Wie sie im Heim das machen, kann ich mir nicht vorstellen. Sie haben dort nur einen Arzt, sind dafür voll mit Pädagogen. Im Hospiz haben wir einen Arzt auf neun Leute und uns scheint, dass wir nicht alles schaffen. Wir haben keine solche Menge von Pädagogen. Wir haben überhaupt keine Pädagogen. Es gibt Ärzte, Krankenschwestern, Krankenpfleger, Masseure für die Rehabilitierung, Sozialarbeiter, Psychologen. Die Kinder aus diesem Heim fallen genau wie die Kinder im Hospiz in eine Kategorie, für die Palliative Pflege angemessen ist. Die Maßnahmen sind dabei ausgerichtet auf die Aufrechterhaltung der Lebensqualität der Patienten mit schweren, unheilbaren Krankheiten. Um eine solche Pflege zu gewährleisten, müssen drei Ministerien miteinander kooperieren – das Gesundheitsministerium, das Ministerium für soziale Angelegenheiten und das Bildungsministerium. Aber in unserem Land gibt es da Probleme.

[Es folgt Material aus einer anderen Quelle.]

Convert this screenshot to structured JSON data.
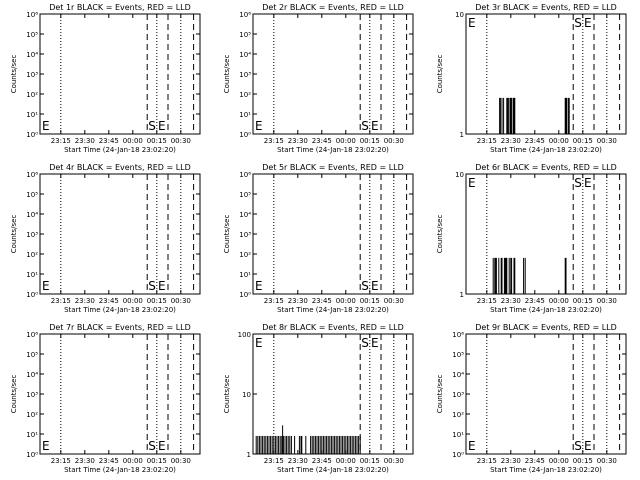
{
  "page": {
    "background": "#ffffff",
    "ink": "#000000"
  },
  "shared": {
    "xlabel": "Start Time (24-Jan-18 23:02:20)",
    "ylabel": "Counts/sec",
    "xticks": [
      "23:15",
      "23:30",
      "23:45",
      "00:00",
      "00:15",
      "00:30"
    ],
    "x_tick_minutes": [
      13,
      28,
      43,
      58,
      73,
      88
    ],
    "x_range_minutes": [
      0,
      100
    ],
    "dotted_lines_minutes": [
      13,
      73,
      88
    ],
    "dashed_lines_minutes": [
      67,
      80,
      96
    ],
    "marker_E": "E",
    "marker_S": "S",
    "marker_E2": "E"
  },
  "chart_data": [
    {
      "type": "bar",
      "title": "Det 1r BLACK = Events, RED = LLD",
      "yscale": "log",
      "ylim": [
        1,
        1000000
      ],
      "yticks": [
        "10⁶",
        "10⁵",
        "10⁴",
        "10³",
        "10²",
        "10¹",
        "10⁰"
      ],
      "ytick_values": [
        1000000,
        100000,
        10000,
        1000,
        100,
        10,
        1
      ],
      "E_at": "bottom",
      "SE_at": "bottom",
      "events": []
    },
    {
      "type": "bar",
      "title": "Det 2r BLACK = Events, RED = LLD",
      "yscale": "log",
      "ylim": [
        1,
        1000000
      ],
      "yticks": [
        "10⁶",
        "10⁵",
        "10⁴",
        "10³",
        "10²",
        "10¹",
        "10⁰"
      ],
      "ytick_values": [
        1000000,
        100000,
        10000,
        1000,
        100,
        10,
        1
      ],
      "E_at": "bottom",
      "SE_at": "bottom",
      "events": []
    },
    {
      "type": "bar",
      "title": "Det 3r BLACK = Events, RED = LLD",
      "yscale": "log",
      "ylim": [
        1,
        10
      ],
      "yticks": [
        "10",
        "1"
      ],
      "ytick_values": [
        10,
        1
      ],
      "E_at": "top",
      "SE_at": "top",
      "events": [
        [
          21,
          2
        ],
        [
          21.5,
          2
        ],
        [
          22.5,
          2
        ],
        [
          23.5,
          2
        ],
        [
          25.5,
          2
        ],
        [
          26,
          2
        ],
        [
          26.5,
          2
        ],
        [
          27.5,
          2
        ],
        [
          28,
          2
        ],
        [
          28.5,
          2
        ],
        [
          29.5,
          2
        ],
        [
          30,
          2
        ],
        [
          30.5,
          2
        ],
        [
          62,
          2
        ],
        [
          62.5,
          2
        ],
        [
          63,
          2
        ],
        [
          64,
          2
        ],
        [
          64.5,
          2
        ]
      ]
    },
    {
      "type": "bar",
      "title": "Det 4r BLACK = Events, RED = LLD",
      "yscale": "log",
      "ylim": [
        1,
        1000000
      ],
      "yticks": [
        "10⁶",
        "10⁵",
        "10⁴",
        "10³",
        "10²",
        "10¹",
        "10⁰"
      ],
      "ytick_values": [
        1000000,
        100000,
        10000,
        1000,
        100,
        10,
        1
      ],
      "E_at": "bottom",
      "SE_at": "bottom",
      "events": []
    },
    {
      "type": "bar",
      "title": "Det 5r BLACK = Events, RED = LLD",
      "yscale": "log",
      "ylim": [
        1,
        1000000
      ],
      "yticks": [
        "10⁶",
        "10⁵",
        "10⁴",
        "10³",
        "10²",
        "10¹",
        "10⁰"
      ],
      "ytick_values": [
        1000000,
        100000,
        10000,
        1000,
        100,
        10,
        1
      ],
      "E_at": "bottom",
      "SE_at": "bottom",
      "events": []
    },
    {
      "type": "bar",
      "title": "Det 6r BLACK = Events, RED = LLD",
      "yscale": "log",
      "ylim": [
        1,
        10
      ],
      "yticks": [
        "10",
        "1"
      ],
      "ytick_values": [
        10,
        1
      ],
      "E_at": "top",
      "SE_at": "top",
      "events": [
        [
          17,
          2
        ],
        [
          18,
          2
        ],
        [
          18.5,
          2
        ],
        [
          19,
          2
        ],
        [
          20.5,
          2
        ],
        [
          22,
          2
        ],
        [
          22.5,
          2
        ],
        [
          24,
          2
        ],
        [
          24.5,
          2
        ],
        [
          25,
          2
        ],
        [
          25.5,
          2
        ],
        [
          27,
          2
        ],
        [
          28,
          2
        ],
        [
          28.5,
          2
        ],
        [
          30,
          2
        ],
        [
          30.5,
          2
        ],
        [
          36,
          2
        ],
        [
          37,
          2
        ],
        [
          62,
          2
        ],
        [
          62.5,
          2
        ]
      ]
    },
    {
      "type": "bar",
      "title": "Det 7r BLACK = Events, RED = LLD",
      "yscale": "log",
      "ylim": [
        1,
        1000000
      ],
      "yticks": [
        "10⁶",
        "10⁵",
        "10⁴",
        "10³",
        "10²",
        "10¹",
        "10⁰"
      ],
      "ytick_values": [
        1000000,
        100000,
        10000,
        1000,
        100,
        10,
        1
      ],
      "E_at": "bottom",
      "SE_at": "bottom",
      "events": []
    },
    {
      "type": "bar",
      "title": "Det 8r BLACK = Events, RED = LLD",
      "yscale": "log",
      "ylim": [
        1,
        100
      ],
      "yticks": [
        "100",
        "10",
        "1"
      ],
      "ytick_values": [
        100,
        10,
        1
      ],
      "E_at": "top",
      "SE_at": "top",
      "events": [
        [
          2,
          2
        ],
        [
          3,
          2
        ],
        [
          4,
          2
        ],
        [
          5,
          2
        ],
        [
          6,
          2
        ],
        [
          7,
          2
        ],
        [
          8,
          2
        ],
        [
          9,
          2
        ],
        [
          10,
          2
        ],
        [
          11,
          2
        ],
        [
          12,
          2
        ],
        [
          13,
          2
        ],
        [
          14,
          2
        ],
        [
          15,
          2
        ],
        [
          16,
          2
        ],
        [
          17,
          2
        ],
        [
          18,
          2
        ],
        [
          18.5,
          3
        ],
        [
          19,
          2
        ],
        [
          20,
          2
        ],
        [
          21,
          2
        ],
        [
          22,
          2
        ],
        [
          23,
          2
        ],
        [
          24,
          2
        ],
        [
          26,
          2
        ],
        [
          29,
          2
        ],
        [
          30,
          2
        ],
        [
          30.5,
          2
        ],
        [
          33,
          2
        ],
        [
          36,
          2
        ],
        [
          37,
          2
        ],
        [
          38,
          2
        ],
        [
          39,
          2
        ],
        [
          40,
          2
        ],
        [
          41,
          2
        ],
        [
          42,
          2
        ],
        [
          43,
          2
        ],
        [
          44,
          2
        ],
        [
          45,
          2
        ],
        [
          46,
          2
        ],
        [
          47,
          2
        ],
        [
          48,
          2
        ],
        [
          49,
          2
        ],
        [
          50,
          2
        ],
        [
          51,
          2
        ],
        [
          52,
          2
        ],
        [
          53,
          2
        ],
        [
          54,
          2
        ],
        [
          55,
          2
        ],
        [
          56,
          2
        ],
        [
          57,
          2
        ],
        [
          58,
          2
        ],
        [
          59,
          2
        ],
        [
          60,
          2
        ],
        [
          61,
          2
        ],
        [
          62,
          2
        ],
        [
          63,
          2
        ],
        [
          64,
          2
        ],
        [
          65,
          2
        ],
        [
          66,
          2
        ],
        [
          67,
          2
        ]
      ]
    },
    {
      "type": "bar",
      "title": "Det 9r BLACK = Events, RED = LLD",
      "yscale": "log",
      "ylim": [
        1,
        1000000
      ],
      "yticks": [
        "10⁶",
        "10⁵",
        "10⁴",
        "10³",
        "10²",
        "10¹",
        "10⁰"
      ],
      "ytick_values": [
        1000000,
        100000,
        10000,
        1000,
        100,
        10,
        1
      ],
      "E_at": "bottom",
      "SE_at": "bottom",
      "events": []
    }
  ]
}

Welchen Ausweg sehe ich? Erstens muss man dringend Mittel sammeln und Nahrung erwerben, die dazu in der Lage ist, den Kindern aus diesem Zustand zu helfen. Weiter muss man erreichen, dass diese Kinder an irgendeine Poliklinik angebunden und untersucht werden, dass ihre Unterernährung diagnostiziert wird und dass ihnen über ihren gesetzlichen Betreuer, das Heim, dauerhaft enterale Nahrung verschrieben wird. Wir brauchen eine systematische anhaltende Unterstützung dafür, dass den Kindern für den Anfang 2-3 Rationen gewöhnlicher Nahrung komplett durch enterale ersetzt werden. Nur auf diese Art kann man versuchen, sie aus diesem Zustand zu bringen.